Subsection13.5.2Finishing the proof

Let's look at the picture again.

The area of the circle is more than the area (\(4p\)) of the parallelogram.
Since all points inside the parallelogram (not just green, blue, or lattice points) repeat outside of it, \(4p\) is the biggest area you can have and not repeat some point.
So, the circle, having a bigger area, must have two points (not necessarily blue points, just points on the plane) which are repeated by the shifting of this parallelogram (called a fundamental region).

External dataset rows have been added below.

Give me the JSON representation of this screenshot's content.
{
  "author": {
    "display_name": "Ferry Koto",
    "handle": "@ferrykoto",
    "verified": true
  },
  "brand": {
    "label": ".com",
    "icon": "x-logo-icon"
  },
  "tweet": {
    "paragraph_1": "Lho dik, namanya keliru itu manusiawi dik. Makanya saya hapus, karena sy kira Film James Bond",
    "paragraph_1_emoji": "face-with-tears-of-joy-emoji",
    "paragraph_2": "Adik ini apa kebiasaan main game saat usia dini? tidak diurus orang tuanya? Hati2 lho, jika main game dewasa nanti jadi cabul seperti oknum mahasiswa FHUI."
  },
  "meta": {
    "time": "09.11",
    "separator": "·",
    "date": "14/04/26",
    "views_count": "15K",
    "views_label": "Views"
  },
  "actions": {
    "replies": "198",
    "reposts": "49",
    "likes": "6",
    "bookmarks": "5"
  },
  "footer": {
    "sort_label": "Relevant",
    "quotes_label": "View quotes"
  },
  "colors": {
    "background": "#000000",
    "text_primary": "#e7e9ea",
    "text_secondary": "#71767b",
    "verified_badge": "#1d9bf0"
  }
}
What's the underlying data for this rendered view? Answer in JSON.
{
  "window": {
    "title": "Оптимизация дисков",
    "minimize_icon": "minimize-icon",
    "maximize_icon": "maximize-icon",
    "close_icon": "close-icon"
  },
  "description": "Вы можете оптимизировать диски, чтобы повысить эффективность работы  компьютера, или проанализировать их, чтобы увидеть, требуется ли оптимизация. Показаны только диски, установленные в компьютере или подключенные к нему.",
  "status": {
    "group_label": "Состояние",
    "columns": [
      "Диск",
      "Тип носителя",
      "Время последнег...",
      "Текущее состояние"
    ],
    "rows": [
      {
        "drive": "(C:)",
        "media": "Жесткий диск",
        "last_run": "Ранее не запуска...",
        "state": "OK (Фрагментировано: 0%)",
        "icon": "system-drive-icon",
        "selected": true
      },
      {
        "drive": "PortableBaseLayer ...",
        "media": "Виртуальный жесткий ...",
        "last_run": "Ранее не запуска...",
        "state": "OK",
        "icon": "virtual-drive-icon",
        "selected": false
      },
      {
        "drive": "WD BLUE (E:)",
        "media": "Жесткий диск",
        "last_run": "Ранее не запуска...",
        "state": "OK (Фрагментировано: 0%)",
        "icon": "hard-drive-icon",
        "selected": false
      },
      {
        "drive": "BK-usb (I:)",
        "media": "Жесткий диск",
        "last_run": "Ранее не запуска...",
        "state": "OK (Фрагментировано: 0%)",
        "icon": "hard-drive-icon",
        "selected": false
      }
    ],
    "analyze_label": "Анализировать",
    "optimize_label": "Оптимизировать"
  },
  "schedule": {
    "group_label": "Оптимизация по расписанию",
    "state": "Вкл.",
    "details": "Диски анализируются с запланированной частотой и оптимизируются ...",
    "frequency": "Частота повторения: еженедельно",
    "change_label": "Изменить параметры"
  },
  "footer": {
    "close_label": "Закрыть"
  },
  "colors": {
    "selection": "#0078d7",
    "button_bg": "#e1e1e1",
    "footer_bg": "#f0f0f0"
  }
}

This may sound a little suspicious, so let's be sure about it.

Claim13.5.3

The circle has two points of some kind repeated by shifting the fundamental region.

Proof

Now let's continue the proof.

Take two points that are repeated in the circle - say \(v\) and \(w\). Then \(v-w\) (if we consider them as vectors) is actually a green point, since the difference one shifts them by must be one of the obvious directions of the parallelogram.
That means the point \((v-w)/2\) is a blue point, and it's not the origin!
Further, this blue point is inside the big circle.
- Since the circle is nicely symmetric about the origin, the point \(-w\) is also in the circle.
- The midpoint of the line segment connecting \(v\) and \(-w\), both points in the big circle, is in fact \((v-w)/2=\frac{v+(-w)}{2}\).
- So it's in the big circle, and we have found a blue point other than the origin in the blue circle.

Here is the picture of how to find the blue point in the circle. The black points are \(v\), \(w\), and \(-w\), and you see the midpoint of the line is indeed blue.

Remark13.5.4

Sage note:
This is by far the longest code we've seen up to this point. It is a brute force check of all movements of all points in the parallelogram to find two points in the bigger circle. Can you think of ways to make it more efficient?

Believe it or not, that is the proof – whew! Why was this so hard? I can think of three reasons.

First, we are trying to prove something about squares by proving something about square roots. It works, but it means there will be many steps.
Secondly, we are not just algebraically proving it exists; we are forced to prove our square root exists with inequalities, which brings another set of complication.
Third, we are looking not just at any old inequalities, but truly geometric ones, and so we must gain insight that way – worthwhile, but stretching. (Indeed, many more theorems of this kind can be proved using these techniques from names we may run across again – Minkowski and Blichfeldt. We are staying away from generality, believe it or not.)